4) Selon Karl Rahner, l’hyper-théologien conciliaire, la question des signes des temps est « l’une des trois ou quatre formules les plus significatives du Concile, au cœur de ses démarches comme à l’initiative de son inspiration ». Et si, depuis 50 ans, on avait tout faux ? Et si, depuis 50 ans, on avait refusé de les voir et de les lire, ces signes des temps ?

5) De les voir ou de les entendre. S'ouvrir à la voix du Peuple de Dieu, dit l’abbé Rimaz : c'est là tout le sens de la longue campagne de sondages que, grâce à nos généreux donateurs, nous avons pu conduire et que nous allons poursuivre. Nous ne prétendons pas soumettre l'Église à la dictature de l'opinion publique mais simplement concourir à la paix en fournissant aux hommes de bonne volonté, et au futur, des éléments concrets pour essayer de mieux comprendre la crise de la pratique religieuse qui frappe nos vieux pays de catholicisme, et attirer l'attention des responsables – curés et évêques – sur le fait que ce n'est pas en réduisant l'offre liturgique mais en l'élargissant et en l'enrichissant qu'une nouvelle évangélisation sera possible.
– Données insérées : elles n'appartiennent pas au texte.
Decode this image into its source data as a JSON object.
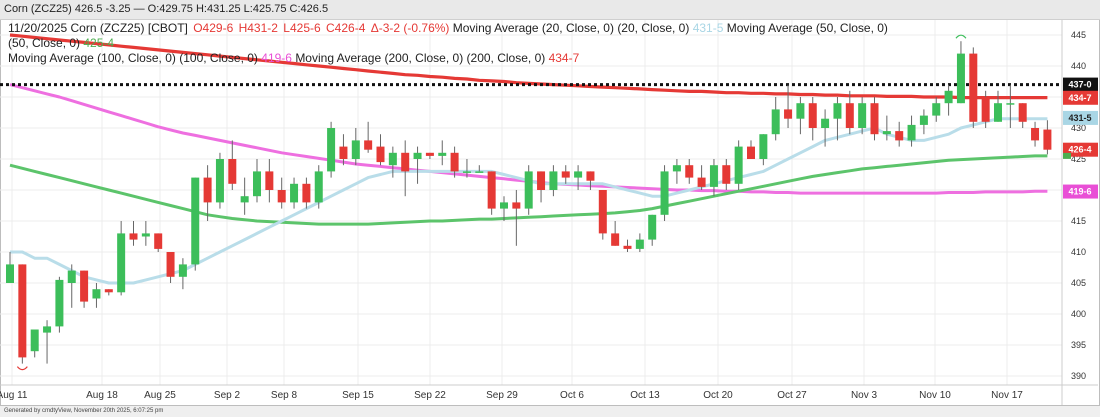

Toujours selon l'abbé Rimaz, « le Peuple de Dieu possède (expression du Pape François) un flair ou le sensus fidei pour rechercher le Seigneur ». Or la messe, « expression de la foi, n'appartient pas aux prêtres, mais à toute l'Église » et l'enquête de Fribourg « a le mérite de donner un message des catholiques à leurs Pasteurs : célébrez la Messe selon la liturgie de l’Église, avec du latin (et d'autres beaux chants) et aussi, pourquoi pas car l’Église le souhaite, selon la forme extraordinaire. » Ainsi soit-il.